In 2020, the widespread closure of foodservice establishments as a result of the COVID-19 pandemic led to a channel shift and an increase in at-home consumption. In early March, the Saudi government implemented shutdown orders for malls, shopping centres, airport halls, mosques, restaurants and cafés.
Consumer retail behaviour in 2020 included stockpiling and bulk-buy purchases of soft drinks. While there has been no evident shortage of carbonates as a result of the measures introduced to contain the COVID-19 virus, consumers have continued to stockpile cans and multipacks, partly because of Ramadan seasonal purchasing habits and the work-at-home orders that were implemented by the Saudi government in early March, but also because it is more convenient to do so as there are now strict social distancing and hygiene measures within all retail outlets and consumers remain wary of frequenting public places.
In 2020, Al Jomaih Bottling Plant’s flagship brand Pepsi continued to dominate regular cola carbonates, while its Diet Pepsi brand also dominated low calorie cola carbonates. The company’s brands 7-Up and Miranda Citrus also led in the lemonade/lime category, while Miranda led in orange carbonates.
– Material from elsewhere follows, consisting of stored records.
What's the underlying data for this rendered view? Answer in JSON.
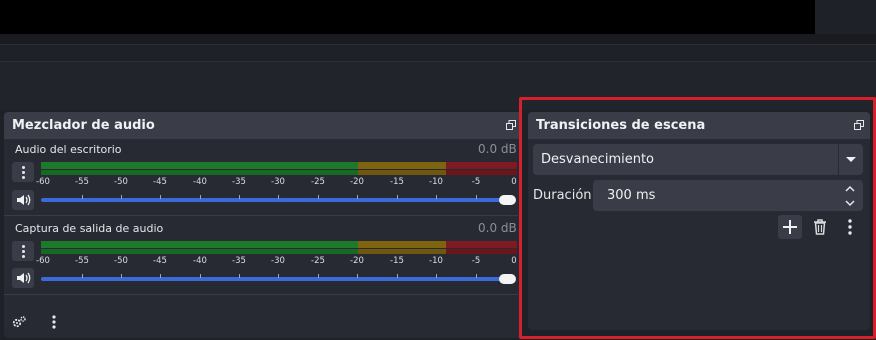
{
  "mixer": {
    "title": "Mezclador de audio",
    "channels": [
      {
        "name": "Audio del escritorio",
        "level": "0.0 dB",
        "volume_percent": 100
      },
      {
        "name": "Captura de salida de audio",
        "level": "0.0 dB",
        "volume_percent": 100
      }
    ],
    "ticks": [
      "-60",
      "-55",
      "-50",
      "-45",
      "-40",
      "-35",
      "-30",
      "-25",
      "-20",
      "-15",
      "-10",
      "-5",
      "0"
    ],
    "meter_colors": {
      "green": "#1d7a2a",
      "yellow": "#7f6410",
      "red": "#7d1a22"
    }
  },
  "transitions": {
    "title": "Transiciones de escena",
    "selected": "Desvanecimiento",
    "duration_label": "Duración",
    "duration_value": "300 ms"
  },
  "accent": {
    "slider": "#3b6bd8",
    "highlight_border": "#d6212c"
  },
  "icons": [
    "float-icon",
    "kebab-icon",
    "speaker-icon",
    "gear-icon",
    "chevron-down-icon",
    "spin-up-icon",
    "spin-down-icon",
    "plus-icon",
    "trash-icon"
  ]
}
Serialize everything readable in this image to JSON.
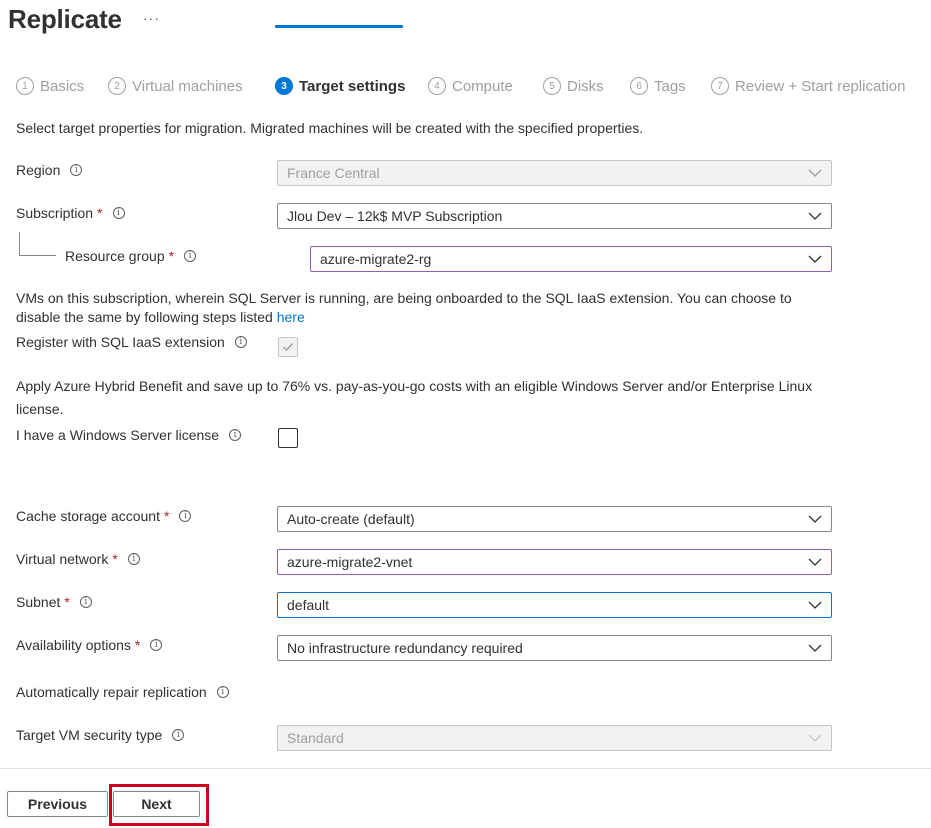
{
  "page": {
    "title": "Replicate",
    "more_label": "···"
  },
  "steps": [
    {
      "num": "1",
      "label": "Basics",
      "active": false
    },
    {
      "num": "2",
      "label": "Virtual machines",
      "active": false
    },
    {
      "num": "3",
      "label": "Target settings",
      "active": true
    },
    {
      "num": "4",
      "label": "Compute",
      "active": false
    },
    {
      "num": "5",
      "label": "Disks",
      "active": false
    },
    {
      "num": "6",
      "label": "Tags",
      "active": false
    },
    {
      "num": "7",
      "label": "Review + Start replication",
      "active": false
    }
  ],
  "intro_text": "Select target properties for migration. Migrated machines will be created with the specified properties.",
  "info_glyph": "i",
  "required_mark": "*",
  "region": {
    "label": "Region",
    "value": "France Central"
  },
  "subscription": {
    "label": "Subscription",
    "value": "Jlou Dev – 12k$ MVP Subscription"
  },
  "resource_group": {
    "label": "Resource group",
    "value": "azure-migrate2-rg"
  },
  "sql": {
    "notice_line1": "VMs on this subscription, wherein SQL Server is running, are being onboarded to the SQL IaaS extension. You can choose to",
    "notice_line2_prefix": "disable the same by following steps listed ",
    "notice_link": "here",
    "register_label": "Register with SQL IaaS extension",
    "register_checked": true
  },
  "hybrid": {
    "text_line1": "Apply Azure Hybrid Benefit and save up to 76% vs. pay-as-you-go costs with an eligible Windows Server and/or Enterprise Linux",
    "text_line2": "license.",
    "license_label": "I have a Windows Server license",
    "license_checked": false
  },
  "cache_storage": {
    "label": "Cache storage account",
    "value": "Auto-create (default)"
  },
  "virtual_network": {
    "label": "Virtual network",
    "value": "azure-migrate2-vnet"
  },
  "subnet": {
    "label": "Subnet",
    "value": "default"
  },
  "availability": {
    "label": "Availability options",
    "value": "No infrastructure redundancy required"
  },
  "auto_repair": {
    "label": "Automatically repair replication"
  },
  "security_type": {
    "label": "Target VM security type",
    "value": "Standard"
  },
  "footer": {
    "previous_label": "Previous",
    "next_label": "Next"
  },
  "colors": {
    "accent": "#0078d4",
    "required": "#a4262c",
    "highlight": "#d0021b",
    "focus_purple": "#8764b8"
  }
}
Over the forecast period, total volume CAGR in carbonates is expected to exceed review period CAGR, gradually rising despite expected further waves of COVID-19, a sugar tax, and an increase in VAT. This will primarily be thanks to the growth in popularity of e-commerce platforms that include sales of off-trade carbonates with foodservice meals.
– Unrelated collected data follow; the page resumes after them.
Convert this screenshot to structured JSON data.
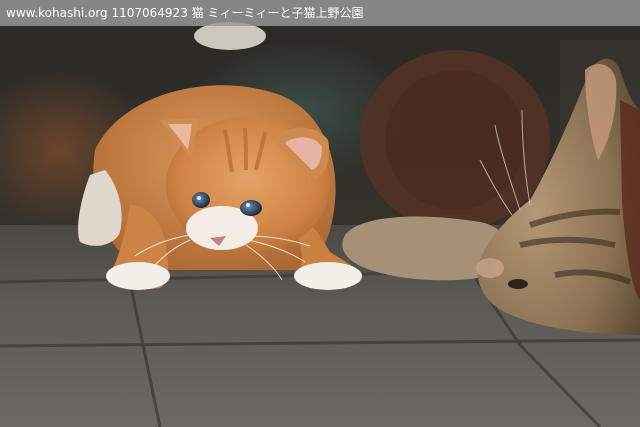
{
  "caption": {
    "text": "www.kohashi.org  1107064923 猫 ミィーミィーと子猫上野公園"
  },
  "colors": {
    "caption_bar": "#969696",
    "caption_text": "#ffffff",
    "pavement": "#57564f",
    "kitten_fur": "#d48a4c",
    "kitten_white": "#f1ece6",
    "tabby_fur": "#8a7355"
  }
}
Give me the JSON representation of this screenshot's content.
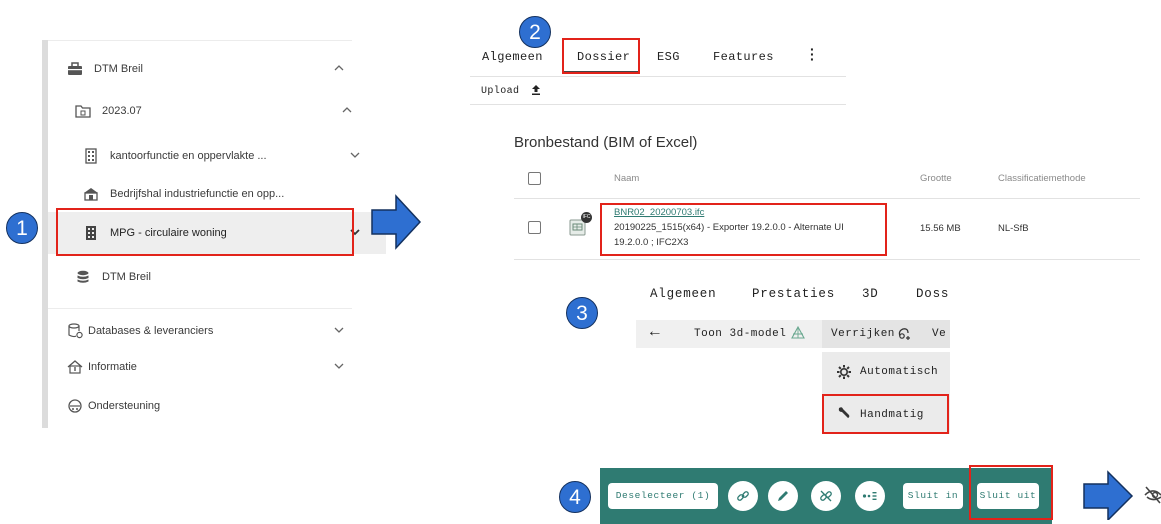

As Saudi Arabia continues to grapple with austerity measures, job losses, a VAT increase from 5% to 15% and private sector salary cuts of up to 40%, it is expected that consumers will opt to buy more multi-packs and discounted off-trade carbonates in retail stores. Some consumers may trade down for more affordable brands; however, the majority of consumers in Saudi Arabia are brand loyal when it comes to carbonates, and the main players will continue to perform well.
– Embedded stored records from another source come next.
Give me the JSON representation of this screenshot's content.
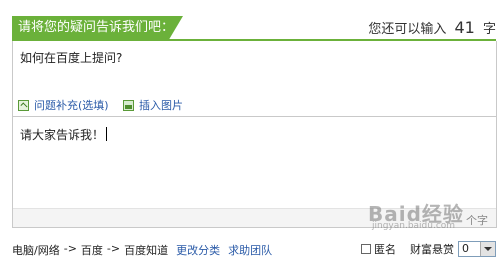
{
  "header": {
    "tab_label": "请将您的疑问告诉我们吧：",
    "counter_prefix": "您还可以输入",
    "counter_value": "41",
    "counter_suffix": "字"
  },
  "question": {
    "text": "如何在百度上提问?"
  },
  "tools": {
    "supplement_label": "问题补充",
    "supplement_optional": "(选填)",
    "insert_image_label": "插入图片"
  },
  "detail": {
    "text": "请大家告诉我！",
    "counter_text": "个字"
  },
  "watermark": {
    "text": "Baid经验",
    "sub": "jingyan.baidu.com"
  },
  "breadcrumb": {
    "items": [
      "电脑/网络",
      "百度",
      "百度知道"
    ],
    "separator": "->",
    "change_category": "更改分类",
    "help_team": "求助团队"
  },
  "options": {
    "anonymous_label": "匿名",
    "reward_label": "财富悬赏",
    "reward_value": "0"
  }
}
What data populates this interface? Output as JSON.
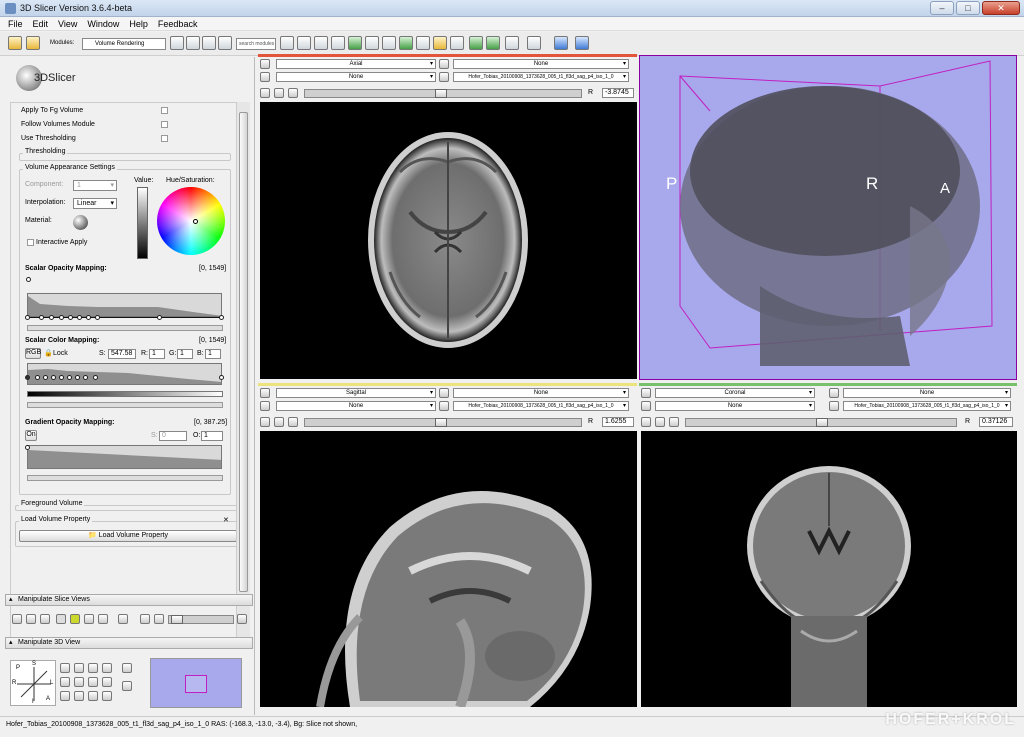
{
  "window": {
    "title": "3D Slicer Version 3.6.4-beta",
    "buttons": [
      "–",
      "□",
      "✕"
    ]
  },
  "menu": [
    "File",
    "Edit",
    "View",
    "Window",
    "Help",
    "Feedback"
  ],
  "toolbar": {
    "modules_label": "Modules:",
    "module_value": "Volume Rendering",
    "search_placeholder": "search modules"
  },
  "logo": {
    "text": "3DSlicer"
  },
  "panel": {
    "checks": [
      "Apply To Fg Volume",
      "Follow Volumes Module",
      "Use Thresholding"
    ],
    "thresholding_label": "Thresholding",
    "appearance_title": "Volume Appearance Settings",
    "component_label": "Component:",
    "component_value": "1",
    "interpolation_label": "Interpolation:",
    "interpolation_value": "Linear",
    "material_label": "Material:",
    "value_label": "Value:",
    "hue_label": "Hue/Saturation:",
    "interactive_apply": "Interactive Apply",
    "scalar_opacity_title": "Scalar Opacity Mapping:",
    "scalar_opacity_range": "[0, 1549]",
    "scalar_color_title": "Scalar Color Mapping:",
    "scalar_color_range": "[0, 1549]",
    "rgb_btn": "RGB",
    "lock_label": "Lock",
    "s_label": "S:",
    "s_value": "547.58",
    "r_label": "R:",
    "r_value": "1",
    "g_label": "G:",
    "g_value": "1",
    "b_label": "B:",
    "b_value": "1",
    "gradient_title": "Gradient Opacity Mapping:",
    "gradient_range": "[0, 387.25]",
    "on_btn": "On",
    "gs_label": "S:",
    "gs_value": "0",
    "go_label": "O:",
    "go_value": "1",
    "foreground_volume": "Foreground Volume",
    "load_volume_property": "Load Volume Property",
    "load_btn": "Load Volume Property",
    "manipulate_slice": "Manipulate Slice Views",
    "manipulate_3d": "Manipulate 3D View"
  },
  "views": {
    "axial": {
      "orientation": "Axial",
      "fg": "None",
      "lb": "None",
      "bg": "Hofer_Tobias_20100908_1373628_005_t1_fl3d_sag_p4_iso_1_0",
      "r_label": "R",
      "offset": "-3.8745",
      "color": "#e2553a"
    },
    "sagittal": {
      "orientation": "Sagittal",
      "fg": "None",
      "lb": "None",
      "bg": "Hofer_Tobias_20100908_1373628_005_t1_fl3d_sag_p4_iso_1_0",
      "r_label": "R",
      "offset": "1.6255",
      "color": "#ece37c"
    },
    "coronal": {
      "orientation": "Coronal",
      "fg": "None",
      "lb": "None",
      "bg": "Hofer_Tobias_20100908_1373628_005_t1_fl3d_sag_p4_iso_1_0",
      "r_label": "R",
      "offset": "0.37126",
      "color": "#78c06a"
    },
    "view3d": {
      "label_p": "P",
      "label_r": "R",
      "label_a": "A",
      "bg_color": "#a8a8ec",
      "box_color": "#c020c0"
    }
  },
  "orientation_labels": {
    "p": "P",
    "s": "S",
    "r": "R",
    "l": "L",
    "a": "A",
    "i": "I"
  },
  "status": {
    "text": "Hofer_Tobias_20100908_1373628_005_t1_fl3d_sag_p4_iso_1_0 RAS: (-168.3, -13.0, -3.4), Bg: Slice not shown,"
  },
  "watermark": "HOFER+KROL"
}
Due to the ongoing health and wellness trend in Saudi Arabia, which has deepened as consumer concerns about immunity and wellbeing grow, carbonated drinks face tough competition and challenges from soft drinks that are perceived as healthier and more affordable, such as pure juices, bottled water and RTD tea. The Saudi government is continually seeking to educate the local population about the benefits of reducing sugar intake, whilst making people aware of the health risks associated with excessive consumption of sugary drinks.